Research Seminar: Dr Sanjay Modgil

Date: 28 April 2017

Time: 11:00 - 12:00

Location: Wolfson Lecture Theatre, Computing, Queen Mother Building

Host: Dr Katarzyna Budzynska

We are very pleased to announce this forthcoming seminar with Dr Sanjay Modgil of King's College London who is invited as a guest of the Argumentation Technology Research Group.

Title: The Role of Logic based Argument and Dialogue in Addressing the Value Loading Problem

Abstract: Many of the recently reported successes of Artificial Intelligence have been founded on significant advances in machine learning. It is in this context that concerns have been raised about artificially intelligent, and in particular `superintelligent' machines; the central argument being that in pursuit of their goals such machines may inadvertently realise outcomes that are not aligned with human values, and that may therefore pose serious threats to human well being.
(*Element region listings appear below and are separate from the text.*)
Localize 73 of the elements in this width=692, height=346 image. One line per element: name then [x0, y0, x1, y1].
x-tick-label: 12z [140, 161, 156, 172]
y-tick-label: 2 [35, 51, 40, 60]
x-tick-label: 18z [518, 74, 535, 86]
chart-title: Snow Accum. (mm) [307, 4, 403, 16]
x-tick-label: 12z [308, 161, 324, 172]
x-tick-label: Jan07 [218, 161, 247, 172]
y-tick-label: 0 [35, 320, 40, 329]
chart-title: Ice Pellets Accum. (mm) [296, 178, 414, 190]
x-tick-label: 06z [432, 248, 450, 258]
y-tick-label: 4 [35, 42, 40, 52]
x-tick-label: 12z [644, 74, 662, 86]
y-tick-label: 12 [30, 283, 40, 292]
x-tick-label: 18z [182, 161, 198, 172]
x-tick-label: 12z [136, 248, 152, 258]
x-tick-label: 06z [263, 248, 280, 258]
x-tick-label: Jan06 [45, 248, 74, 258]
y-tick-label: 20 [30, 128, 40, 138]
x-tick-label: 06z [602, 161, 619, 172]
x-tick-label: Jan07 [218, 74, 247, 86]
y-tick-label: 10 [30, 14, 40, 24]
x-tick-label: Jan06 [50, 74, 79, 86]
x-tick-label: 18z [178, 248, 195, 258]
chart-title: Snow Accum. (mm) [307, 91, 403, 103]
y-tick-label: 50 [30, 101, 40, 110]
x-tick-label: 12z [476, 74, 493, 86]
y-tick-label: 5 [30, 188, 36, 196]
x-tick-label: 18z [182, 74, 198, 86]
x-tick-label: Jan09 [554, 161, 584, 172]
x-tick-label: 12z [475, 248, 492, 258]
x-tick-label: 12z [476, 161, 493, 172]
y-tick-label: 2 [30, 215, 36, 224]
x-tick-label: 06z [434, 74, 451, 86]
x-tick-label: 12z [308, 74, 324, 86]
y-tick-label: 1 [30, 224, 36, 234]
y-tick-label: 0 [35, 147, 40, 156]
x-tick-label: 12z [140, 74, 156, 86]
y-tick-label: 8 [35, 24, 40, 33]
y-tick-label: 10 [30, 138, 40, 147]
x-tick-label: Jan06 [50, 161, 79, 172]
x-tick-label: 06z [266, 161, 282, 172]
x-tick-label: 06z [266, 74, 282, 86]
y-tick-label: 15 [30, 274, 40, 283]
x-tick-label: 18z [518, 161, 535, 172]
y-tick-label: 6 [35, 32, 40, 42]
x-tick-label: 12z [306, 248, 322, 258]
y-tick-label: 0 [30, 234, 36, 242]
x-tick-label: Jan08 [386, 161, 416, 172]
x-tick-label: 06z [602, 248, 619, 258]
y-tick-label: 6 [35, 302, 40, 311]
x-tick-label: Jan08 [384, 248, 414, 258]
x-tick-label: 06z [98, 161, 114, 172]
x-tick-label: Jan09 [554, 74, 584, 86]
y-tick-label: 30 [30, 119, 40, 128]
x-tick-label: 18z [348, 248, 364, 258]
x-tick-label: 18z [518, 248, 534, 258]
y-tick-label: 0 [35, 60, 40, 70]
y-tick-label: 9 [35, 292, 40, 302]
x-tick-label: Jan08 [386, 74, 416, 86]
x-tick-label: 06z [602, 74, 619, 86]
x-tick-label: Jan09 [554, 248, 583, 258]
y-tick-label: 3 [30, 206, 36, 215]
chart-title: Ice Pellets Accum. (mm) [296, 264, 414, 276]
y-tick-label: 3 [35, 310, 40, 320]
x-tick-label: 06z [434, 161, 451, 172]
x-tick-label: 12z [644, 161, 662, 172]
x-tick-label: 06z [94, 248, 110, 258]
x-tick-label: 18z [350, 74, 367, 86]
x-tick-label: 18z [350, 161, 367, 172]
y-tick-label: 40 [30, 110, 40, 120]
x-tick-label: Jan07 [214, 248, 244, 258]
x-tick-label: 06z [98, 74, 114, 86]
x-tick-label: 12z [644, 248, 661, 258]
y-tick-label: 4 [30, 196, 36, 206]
In this talk I will summarise and illustrate this argument, and then review current approaches to addressing how one can avert such dangers by ensuring alignment of outcomes with human values; the so called `value loading problem' which is considered by prominent philosophers and AI researchers as amongst the most pressing of research challenges. However, I argue that current approaches, which primarily rely on machine learning techniques, will prove to be inadequate unless machines have the capacity to engage in symbolic joint reasoning with humans about moral and ethical issues. I will then briefly review some of my previous and current research aiming to facilitate such joint reasoning in the form of argumentation based dialogues that capture real-world modes of dialectical reasoning, are provably rational under resource bounds, and facilitate reasoning about values and preferences. I will conclude by pointing to future research directions that may fruitfully be pursued so that logic based argument and dialogue can contribute to solving the value loading problem.

Bio: Sanjay Modgil is a senior lecturer in the agents and intelligent systems group at King's College, and chair of the European Association of Multi agent Systems. His current research focuses on formal logic, argumentation theory and dialogue; in particular the ASPIC+ model of logic-based argumentation, metalevel argumentation, and extensions to argumentation systems to accommodate argumentation about preferences and values. He also works on applications of argumentation to agent reasoning and communication; in particular how rational conclusions are arrived at through the dialectical exchange of argument and counter-argument.